"Plan Paulson" : Y a-t-il un adulte dans l’assistance ?

Publié le par sceptix

Le plan Paulson, qui ne prévoyait aucune prise de participation de l’état en échange du renflouement des entreprises et réclamait une complète autonomie de décision du Trésor sans aucun contrôle parlementaire, a été retoqué par le Congrès. Depuis lundi, Républicains et Démocrates tentent - toujours sans succès - de parvenir à un accord sur une proposition alternative. Quels sont les enjeux ? Voici les réponses de Krugman.

Par Paul Krugman, New York Times, 25 septembre 2008

Nombreux sont ceux, à droite comme à gauche, qui sont indignés à l’idée d’utiliser l’argent des contribuables pour renflouer le système financier américain. Ils ont raison d’être indignés, mais il serait irresponsable de rester sans rien faire. À l’heure actuelle, les acteurs du système financier refusent de prêter de l’argent et préfèrent amasser des liquidités. Cet effondrement de crédit rappelle à de nombreux économistes la panique bancaire qui a précédé la Grande Dépression.

Certes, nous ne savons pas avec certitude si ce parallèle est pertinent. Peut-être pourrions nous laisser imploser Wall Street et Main Street [1] s’en sortirait largement indemne. Mais c’est un risque que nous ne pouvons pas courir.

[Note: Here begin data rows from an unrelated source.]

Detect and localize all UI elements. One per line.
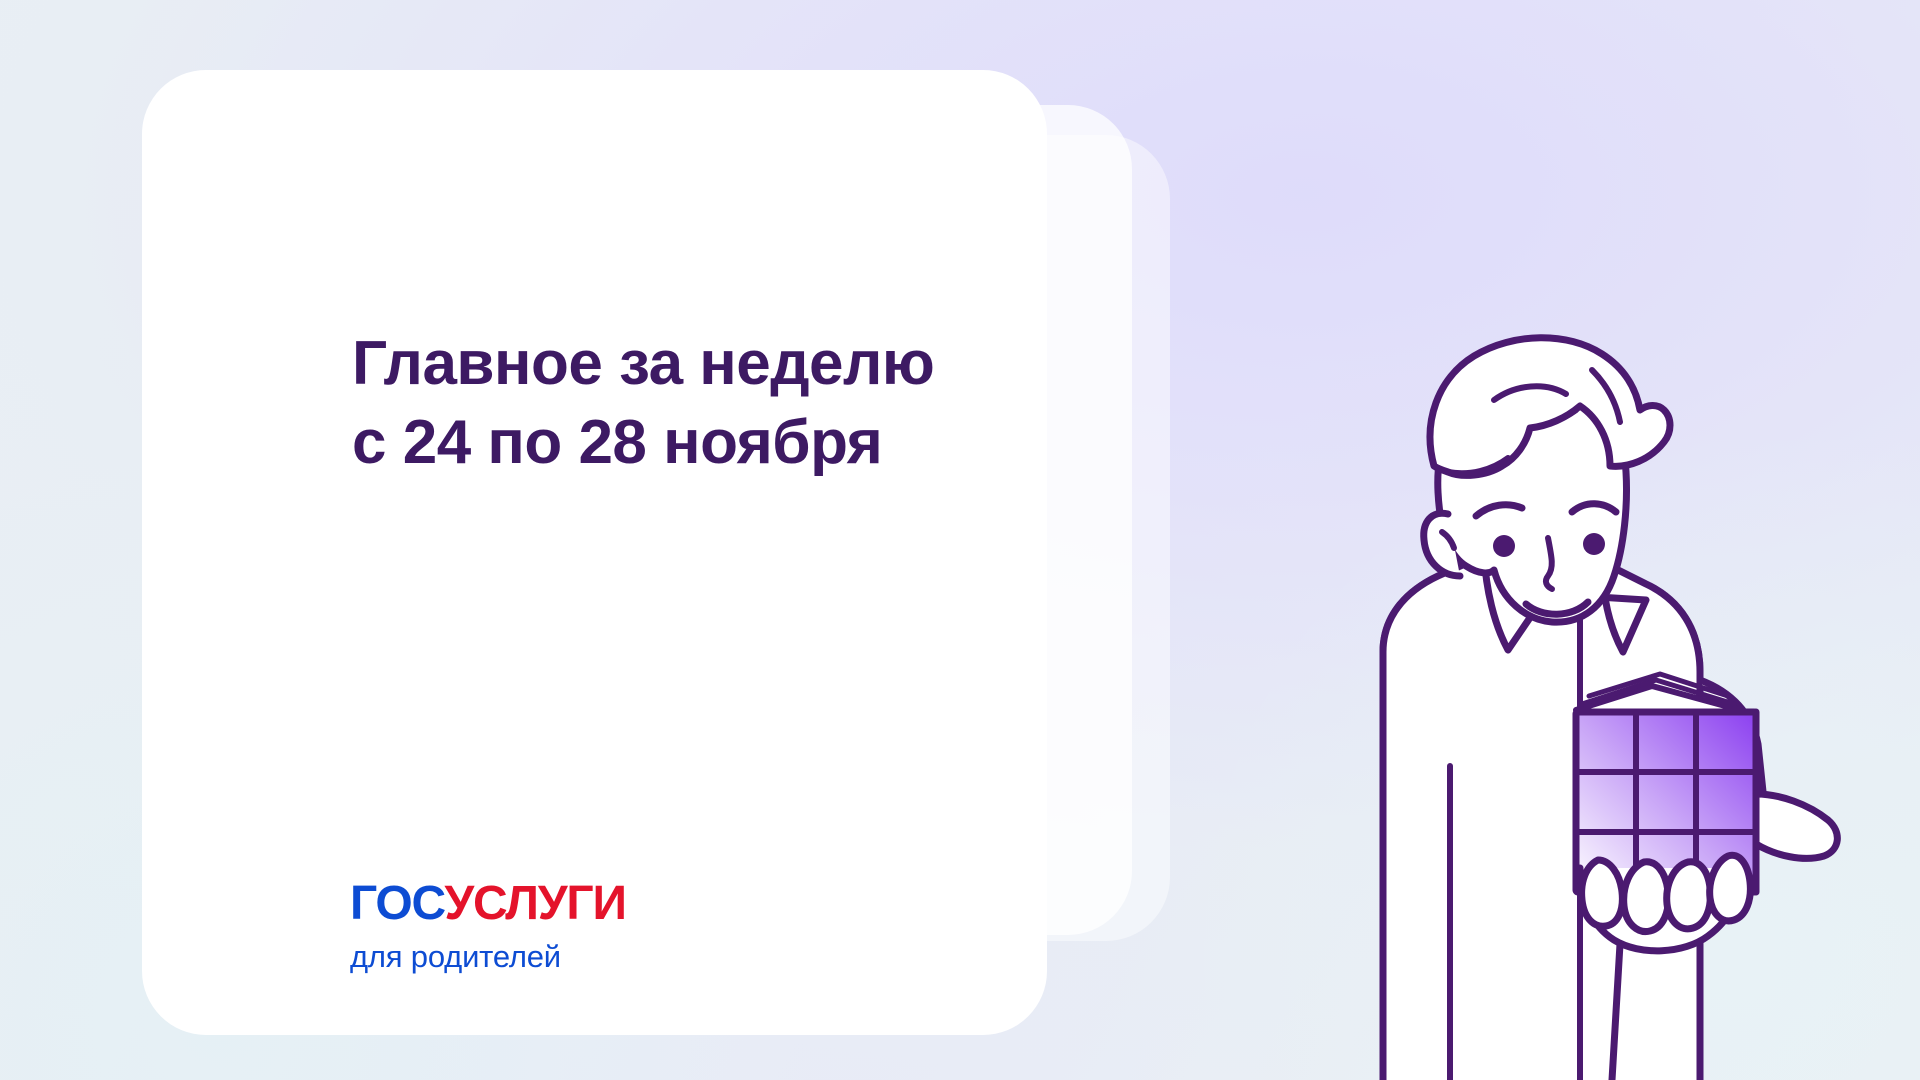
- illustration-young-man-with-cube: [1280, 300, 1920, 1080]
- logo-text-gos: ГОС: [350, 877, 444, 930]
- poster-canvas: Главное за неделю с 24 по 28 ноября ГОСУ…: [0, 0, 1920, 1080]
- shirt-body: [1383, 555, 1700, 1080]
- rubiks-cube: [1576, 674, 1756, 892]
- ear: [1424, 513, 1460, 576]
- background-wash-right: [1170, 440, 1920, 1080]
- eye-left: [1493, 535, 1515, 557]
- neck: [1488, 506, 1595, 558]
- eye-right: [1583, 533, 1605, 555]
- hair: [1430, 338, 1670, 476]
- arm: [1700, 680, 1766, 820]
- logo-wordmark: ГОСУСЛУГИ: [350, 880, 626, 928]
- logo-tagline: для родителей: [350, 941, 626, 972]
- main-card: Главное за неделю с 24 по 28 ноября ГОСУ…: [142, 70, 1047, 1035]
- eyebrows: [1476, 504, 1616, 516]
- logo-text-uslugi: УСЛУГИ: [444, 877, 625, 930]
- eyes: [1493, 533, 1605, 557]
- shirt-collar: [1484, 548, 1646, 652]
- smile: [1526, 602, 1588, 614]
- gosuslugi-logo: ГОСУСЛУГИ для родителей: [350, 880, 626, 972]
- page-title: Главное за неделю с 24 по 28 ноября: [352, 325, 1082, 482]
- nose: [1546, 538, 1552, 589]
- face: [1438, 374, 1627, 622]
- hand: [1580, 794, 1837, 1080]
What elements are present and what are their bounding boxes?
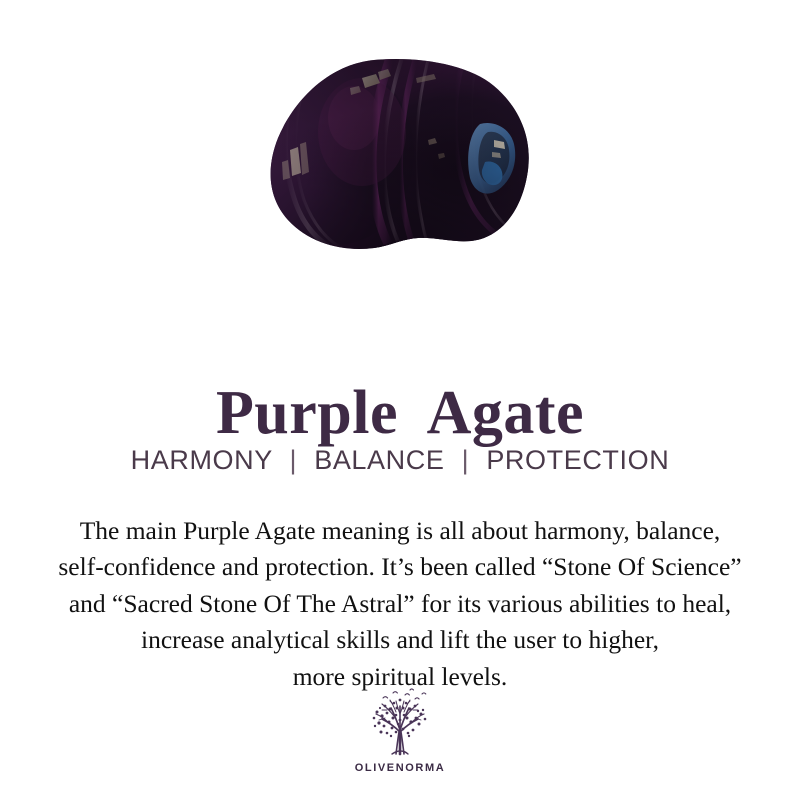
keyword-separator: | bbox=[280, 445, 306, 475]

Une attitude responsable requiert d’agir pour sauver le système financier. La grande question est : y a t-il des adultes alentour - et seront-ils en mesure de prendre leurs responsabilités ?

Au début de la semaine, Henry Paulson, le secrétaire au Trésor, a tenté de convaincre le Congrès qu’il était l’adulte en question, venu pour nous protéger du danger. Et il a exigé une autorité totale sur les opérations de sauvetage : 700 milliards de dollars, utilisables à sa discrétion, sans aucun contrôle à posteriori.

Le congrès a renâclé. Aucun membre du gouvernement ne devrait se voir confier un tel privilège monarchique, tout au moins lorsqu’il appartenant à une administration qui a menti à l’Amérique au sujet de la guerre. En outre, le bilan de M. Paulson est tout sauf rassurant : il a énormément tardé à apprécier la gravité des difficultés financières de la nation, et c’est en partie sa faute si nous avons atteint le krach.

En outre, M. Paulson n’a jamais offert une explication convaincante sur la façon dont son plan était censé agir. De fait, de nombreux économistes ont estimé qu’il ne réussirait pas, à moins de se transformer en un immense programme d’aide sociale pour le secteur financier.

Mais si M. Paulson n’est pas l’adulte dont nous avons besoin, les dirigeants du Congrès sont-ils prêts et aptes à remplir ce rôle ?

L’ « accord de principe » bipartisan publié jeudi semble bien meilleur que le plan Paulson original. Il met M. Paulson lui-même sous la surveillance fort utile d’un adulte, en demandant la création d’un conseil de surveillance doté d’un pouvoir de révocation [2]. Il limite également les ressources allouées à M. Paulson : il a seulement (seulement !) le droit d’utiliser 250 milliards dans l’immédiat.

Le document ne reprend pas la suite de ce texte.